The second method, a genetic algorithm for multi-objective optimization, provides a Pareto optimal front that evolves towards the optimal tradeoff curve for signal quality vs. implementation complexity. This second method can be used to fully characterize the design space.
This research also proposes to use wordlength reduction methods of signed right shift and truncation to reduce power consumption in a given hardware architecture. For each method, we derive the expected values of the number of gates that switch during multiplication of the inputs. We apply the signed right shift method and the truncation method to a 16-bit radix-4 modified Booth multiplier and a 16-bit Wallace multiplier.

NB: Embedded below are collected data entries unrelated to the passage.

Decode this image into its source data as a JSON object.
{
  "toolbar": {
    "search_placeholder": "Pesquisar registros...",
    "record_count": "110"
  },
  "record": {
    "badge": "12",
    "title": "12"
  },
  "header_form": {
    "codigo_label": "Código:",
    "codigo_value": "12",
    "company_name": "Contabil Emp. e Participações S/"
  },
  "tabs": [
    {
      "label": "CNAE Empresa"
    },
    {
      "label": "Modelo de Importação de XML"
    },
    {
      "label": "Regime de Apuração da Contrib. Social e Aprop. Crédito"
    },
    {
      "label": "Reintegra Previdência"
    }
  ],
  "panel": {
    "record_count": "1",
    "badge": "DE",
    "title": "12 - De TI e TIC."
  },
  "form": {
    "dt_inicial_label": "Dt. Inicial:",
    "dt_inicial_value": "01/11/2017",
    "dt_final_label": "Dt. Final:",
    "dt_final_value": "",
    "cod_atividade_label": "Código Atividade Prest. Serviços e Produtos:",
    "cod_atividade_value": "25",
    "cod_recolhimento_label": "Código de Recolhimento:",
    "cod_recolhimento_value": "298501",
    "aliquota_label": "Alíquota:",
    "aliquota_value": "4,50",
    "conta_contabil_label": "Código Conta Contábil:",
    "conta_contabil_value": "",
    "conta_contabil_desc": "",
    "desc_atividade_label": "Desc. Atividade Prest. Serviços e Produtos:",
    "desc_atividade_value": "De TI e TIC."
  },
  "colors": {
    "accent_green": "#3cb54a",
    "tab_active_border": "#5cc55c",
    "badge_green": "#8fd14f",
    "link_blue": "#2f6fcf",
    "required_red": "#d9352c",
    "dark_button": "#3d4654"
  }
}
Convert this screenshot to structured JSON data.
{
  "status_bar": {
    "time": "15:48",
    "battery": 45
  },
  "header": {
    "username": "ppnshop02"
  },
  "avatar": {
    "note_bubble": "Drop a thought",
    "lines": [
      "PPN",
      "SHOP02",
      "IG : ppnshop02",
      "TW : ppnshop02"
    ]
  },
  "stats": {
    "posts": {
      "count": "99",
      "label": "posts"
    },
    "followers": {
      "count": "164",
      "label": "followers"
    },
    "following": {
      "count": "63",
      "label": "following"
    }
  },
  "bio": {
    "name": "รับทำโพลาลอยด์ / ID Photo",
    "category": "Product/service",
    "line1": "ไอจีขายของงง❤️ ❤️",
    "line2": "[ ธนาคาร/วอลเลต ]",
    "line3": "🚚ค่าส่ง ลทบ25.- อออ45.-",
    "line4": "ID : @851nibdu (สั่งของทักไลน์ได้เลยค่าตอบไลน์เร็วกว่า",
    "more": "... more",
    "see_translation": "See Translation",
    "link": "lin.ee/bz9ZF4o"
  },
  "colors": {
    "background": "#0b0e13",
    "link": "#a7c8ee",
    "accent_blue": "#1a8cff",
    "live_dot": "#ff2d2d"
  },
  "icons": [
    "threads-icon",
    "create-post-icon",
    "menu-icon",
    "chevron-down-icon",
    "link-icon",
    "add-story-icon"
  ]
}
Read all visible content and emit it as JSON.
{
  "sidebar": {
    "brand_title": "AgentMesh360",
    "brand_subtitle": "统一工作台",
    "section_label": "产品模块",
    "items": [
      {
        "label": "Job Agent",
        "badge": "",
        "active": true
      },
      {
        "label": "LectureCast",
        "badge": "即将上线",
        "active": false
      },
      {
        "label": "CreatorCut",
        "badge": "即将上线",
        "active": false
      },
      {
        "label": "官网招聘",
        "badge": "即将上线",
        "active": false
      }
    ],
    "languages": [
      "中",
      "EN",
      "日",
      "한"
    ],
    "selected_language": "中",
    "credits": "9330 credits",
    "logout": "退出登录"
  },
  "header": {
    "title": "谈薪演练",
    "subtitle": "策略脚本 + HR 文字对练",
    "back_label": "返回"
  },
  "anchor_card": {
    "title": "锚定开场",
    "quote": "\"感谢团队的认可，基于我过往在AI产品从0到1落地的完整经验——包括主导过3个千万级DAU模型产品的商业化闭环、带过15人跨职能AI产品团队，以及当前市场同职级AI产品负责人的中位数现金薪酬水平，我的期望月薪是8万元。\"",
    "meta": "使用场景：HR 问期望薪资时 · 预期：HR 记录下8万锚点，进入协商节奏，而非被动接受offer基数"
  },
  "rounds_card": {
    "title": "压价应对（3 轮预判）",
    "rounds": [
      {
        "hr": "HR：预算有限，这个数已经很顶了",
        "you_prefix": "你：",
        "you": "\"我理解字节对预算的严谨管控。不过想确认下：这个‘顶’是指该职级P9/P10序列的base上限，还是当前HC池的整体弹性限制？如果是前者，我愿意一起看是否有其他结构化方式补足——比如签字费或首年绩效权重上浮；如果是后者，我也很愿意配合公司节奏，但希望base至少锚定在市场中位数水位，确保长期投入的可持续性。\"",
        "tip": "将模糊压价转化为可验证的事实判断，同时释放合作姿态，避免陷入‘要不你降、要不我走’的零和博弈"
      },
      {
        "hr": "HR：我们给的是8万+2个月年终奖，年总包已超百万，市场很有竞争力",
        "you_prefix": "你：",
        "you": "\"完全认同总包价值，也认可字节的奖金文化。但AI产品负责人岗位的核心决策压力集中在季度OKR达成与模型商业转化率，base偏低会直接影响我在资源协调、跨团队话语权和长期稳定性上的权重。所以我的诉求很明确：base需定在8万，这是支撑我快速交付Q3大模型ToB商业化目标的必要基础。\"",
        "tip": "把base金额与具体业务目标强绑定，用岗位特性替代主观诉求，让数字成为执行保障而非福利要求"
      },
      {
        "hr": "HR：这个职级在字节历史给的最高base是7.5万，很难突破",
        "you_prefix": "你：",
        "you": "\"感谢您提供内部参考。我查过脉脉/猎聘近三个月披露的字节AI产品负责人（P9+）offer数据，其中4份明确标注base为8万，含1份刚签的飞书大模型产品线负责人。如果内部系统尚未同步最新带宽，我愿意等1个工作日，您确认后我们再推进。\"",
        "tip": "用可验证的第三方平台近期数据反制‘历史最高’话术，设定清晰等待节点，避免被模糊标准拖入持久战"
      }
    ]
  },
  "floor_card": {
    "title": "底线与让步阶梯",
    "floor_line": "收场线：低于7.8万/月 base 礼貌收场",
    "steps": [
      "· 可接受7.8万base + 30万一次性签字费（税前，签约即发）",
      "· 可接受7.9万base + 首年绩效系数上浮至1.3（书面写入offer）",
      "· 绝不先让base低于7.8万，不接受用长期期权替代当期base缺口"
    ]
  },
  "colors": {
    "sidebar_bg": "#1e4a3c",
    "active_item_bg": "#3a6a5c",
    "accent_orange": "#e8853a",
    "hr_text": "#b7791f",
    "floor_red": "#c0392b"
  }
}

The truncation method with 8-bit operands reduces the power consumption by 56% in the Wallace multiplier and 31% in the Booth multiplier. The signed right shift method shows a 25% power reduction in the Booth multiplier, but no power reduction in the Wallace multiplier.
Finally, this research automates design assistance for transformation from floating-point to fixed-point data types. Floating-point programs are converted to fixed-point programs by a code generator. Then, the proposed wordlength search algorithms offer designers the freedom to determine data wordlengths to optimize the tradeoffs between signal quality and implementation complexity.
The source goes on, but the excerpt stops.